The petition continues:
These pages are controlled by a few self-appointed "skeptics" who serve as de facto censors for Wikipedia. They clothe their objections in the language of the narrowest possible understanding of science in order to inhibit open discussion of innovation in health care. As gatekeepers for the status quo, they refuse discourse with leading edge research scientists and clinicians or, for that matter, anyone with a different point of view. Fair-minded referees should be given the responsibility of monitoring these important areas.
The petition ends with this: "I pledge not to donate to your fundraising efforts until these changes have been made."
Though one of the most trafficked sites online, Wikipedia does not accept advertising; rather, it raises revenue through donations.
Anyone can edit pages
One reason why information posted on the site is often suspect is because all material can be "edited" by "members" who don't always have good intentions.

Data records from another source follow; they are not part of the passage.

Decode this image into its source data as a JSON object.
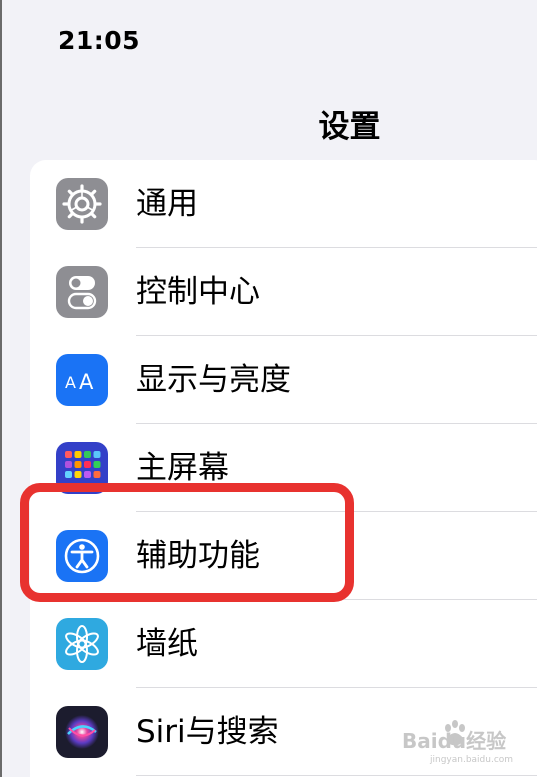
{
  "status_bar": {
    "time": "21:05"
  },
  "nav": {
    "title": "设置"
  },
  "settings_items": [
    {
      "label": "通用",
      "icon": "gear-icon",
      "color": "#8e8e93"
    },
    {
      "label": "控制中心",
      "icon": "toggle-switches-icon",
      "color": "#8e8e93"
    },
    {
      "label": "显示与亮度",
      "icon": "text-size-icon",
      "color": "#1a73f5"
    },
    {
      "label": "主屏幕",
      "icon": "home-screen-grid-icon",
      "color": "#3340c8"
    },
    {
      "label": "辅助功能",
      "icon": "accessibility-icon",
      "color": "#1a73f5"
    },
    {
      "label": "墙纸",
      "icon": "flower-icon",
      "color": "#2fa9e0"
    },
    {
      "label": "Siri与搜索",
      "icon": "siri-icon",
      "color": "#1c1c2e"
    }
  ],
  "highlight": {
    "color": "#e8322f"
  },
  "watermark": {
    "brand": "Baidu经验",
    "domain": "jingyan.baidu.com"
  }
}
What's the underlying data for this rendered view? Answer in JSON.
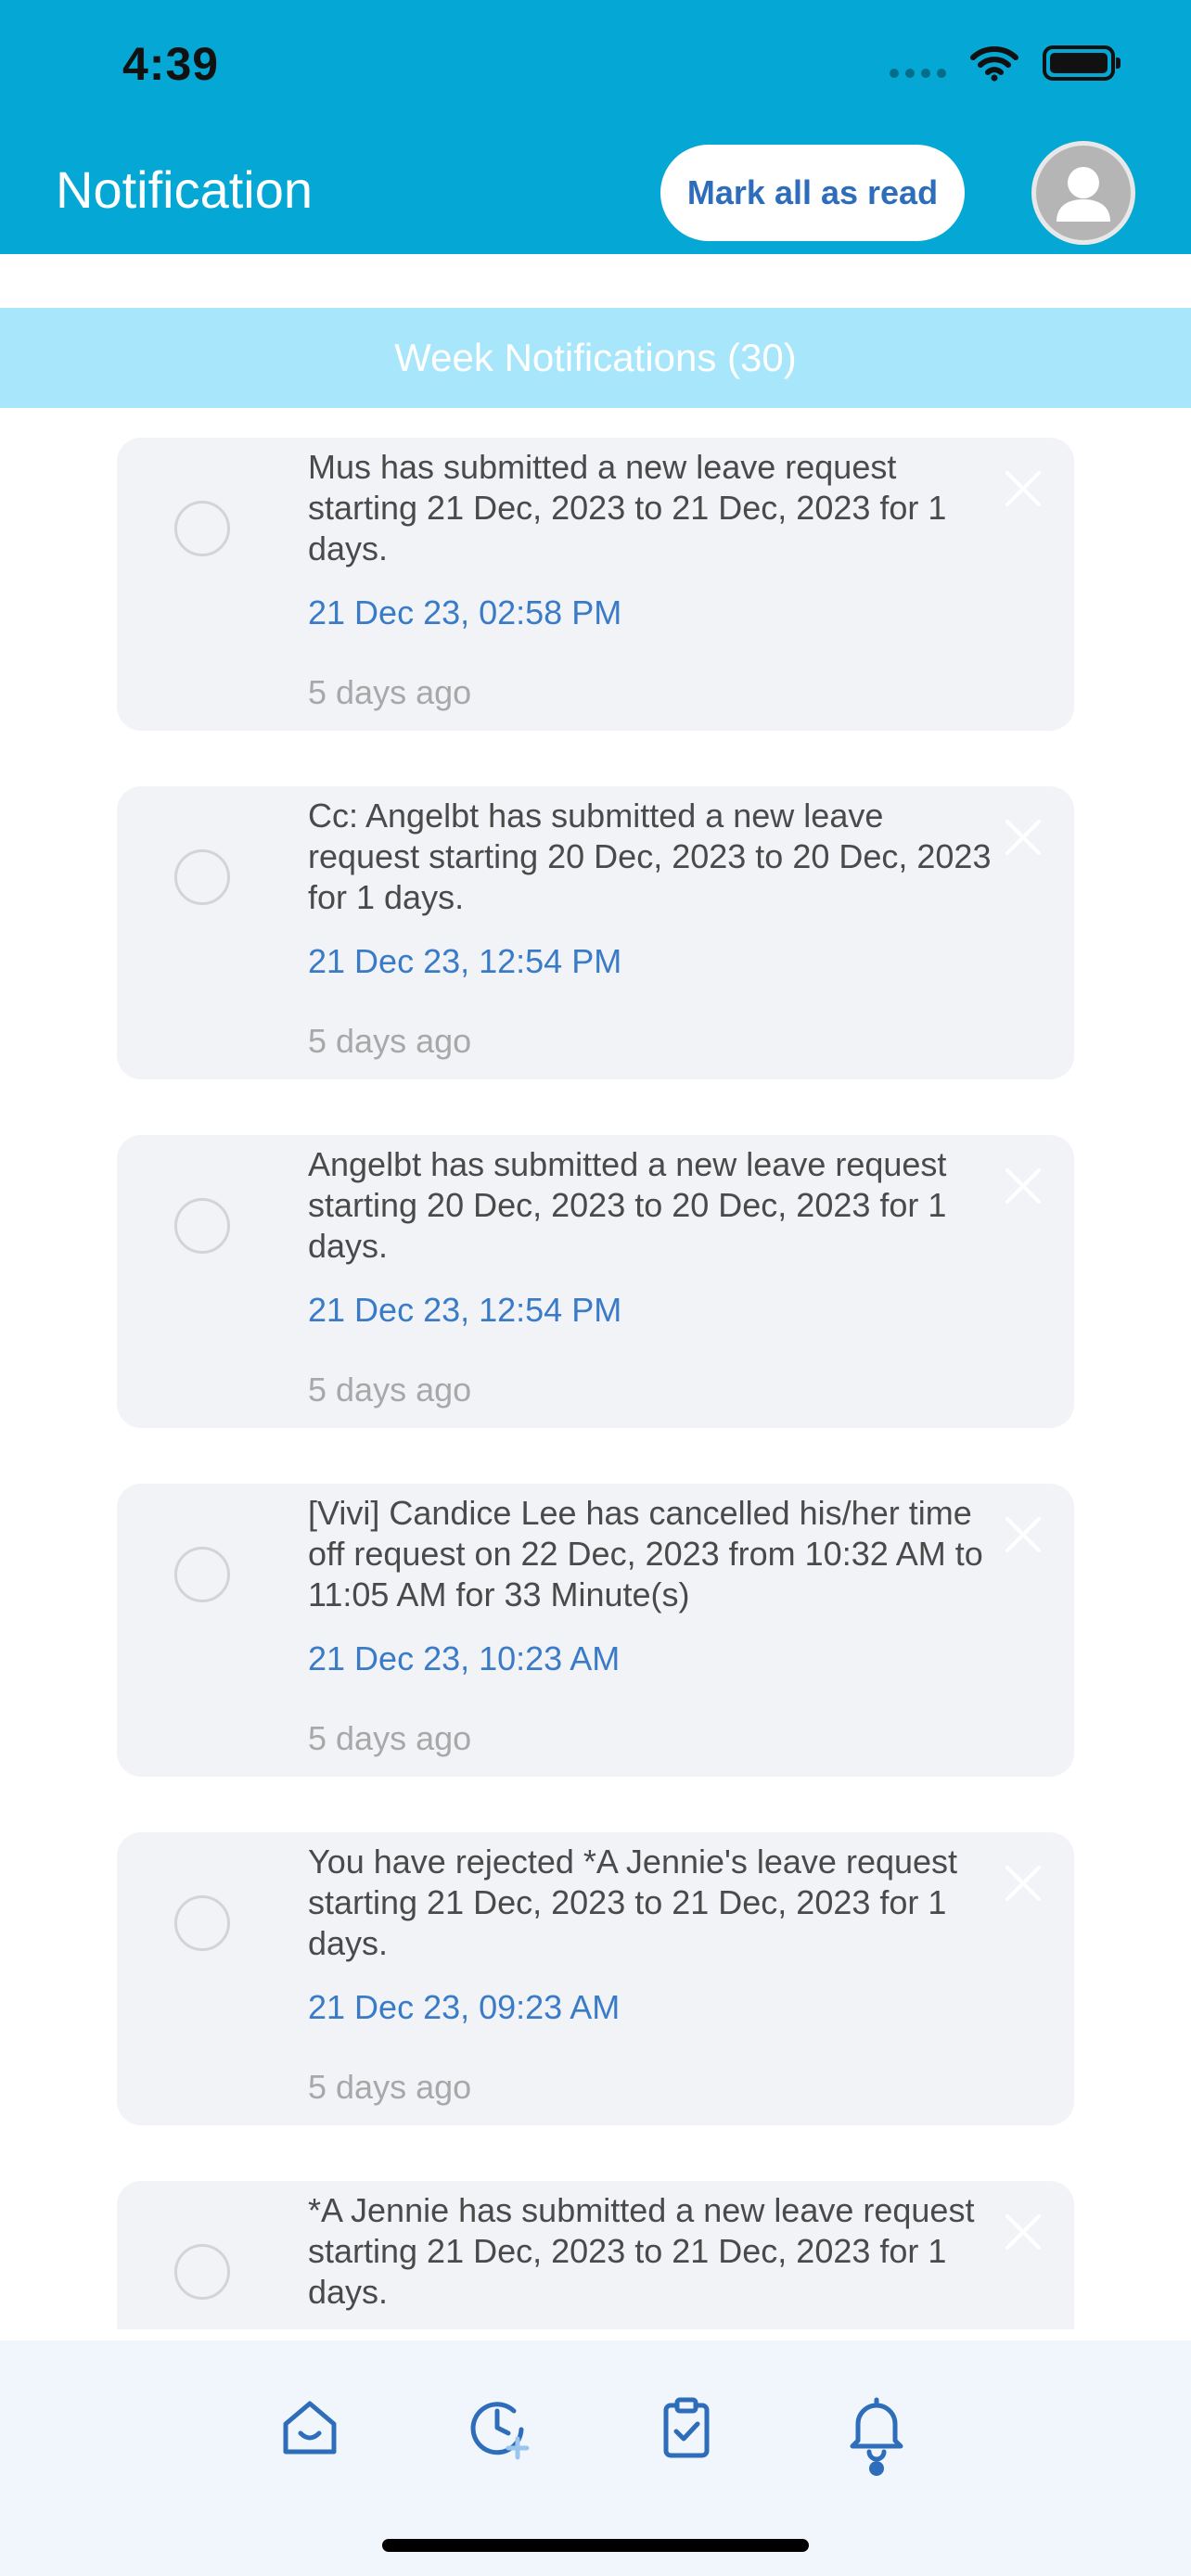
{
  "status_bar": {
    "time": "4:39"
  },
  "header": {
    "title": "Notification",
    "mark_all_label": "Mark all as read"
  },
  "section": {
    "title": "Week Notifications (30)"
  },
  "notifications": [
    {
      "message": "Mus has submitted a new leave request starting 21 Dec, 2023 to 21 Dec, 2023 for 1 days.",
      "timestamp": "21 Dec 23, 02:58 PM",
      "relative": "5 days ago"
    },
    {
      "message": "Cc: Angelbt has submitted a new leave request starting 20 Dec, 2023 to 20 Dec, 2023 for 1 days.",
      "timestamp": "21 Dec 23, 12:54 PM",
      "relative": "5 days ago"
    },
    {
      "message": "Angelbt has submitted a new leave request starting 20 Dec, 2023 to 20 Dec, 2023 for 1 days.",
      "timestamp": "21 Dec 23, 12:54 PM",
      "relative": "5 days ago"
    },
    {
      "message": "[Vivi] Candice Lee has cancelled his/her time off request on 22 Dec, 2023 from 10:32 AM to 11:05 AM for 33 Minute(s)",
      "timestamp": "21 Dec 23, 10:23 AM",
      "relative": "5 days ago"
    },
    {
      "message": "You have rejected *A Jennie's leave request starting 21 Dec, 2023 to 21 Dec, 2023 for 1 days.",
      "timestamp": "21 Dec 23, 09:23 AM",
      "relative": "5 days ago"
    },
    {
      "message": "*A Jennie has submitted a new leave request starting 21 Dec, 2023 to 21 Dec, 2023 for 1 days.",
      "timestamp": "",
      "relative": ""
    }
  ],
  "tabbar": {
    "tabs": [
      {
        "icon": "home-icon"
      },
      {
        "icon": "clock-add-icon"
      },
      {
        "icon": "clipboard-check-icon"
      },
      {
        "icon": "bell-icon",
        "active": true
      }
    ]
  },
  "colors": {
    "header_bg": "#05a8d4",
    "banner_bg": "#a8e6fb",
    "card_bg": "#f1f3f7",
    "accent": "#2d6db9",
    "timestamp": "#3a7bc8"
  }
}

For instance, the BBC reported in 2007 that an "online tool that claims to reveal the identity of
organisations that edit Wikipedia pages has revealed that the CIA was
involved in editing entries."
The tool, Wikipedia Scanner, allegedly showed that workers using the spy agency's computers made edits to the page of then-Iranian President Mahmoud Ahmadinejad. It also purportedly showed that the Vatican had edited entries about Ireland's former leader of Sinn Fein, Gerry Adams.
"Most of the edits detected by the scanner correct spelling mistakes or factual inaccuracies in profiles. However, others have been used to remove potentially damaging material or to deface sites," the BBC reported.
"On the profile of Iranian President Mahmoud Ahmadinejad, the tool indicates that a worker on the CIA network reportedly added the exclamation 'Wahhhhhh!' before a section on the leader's plans for his presidency."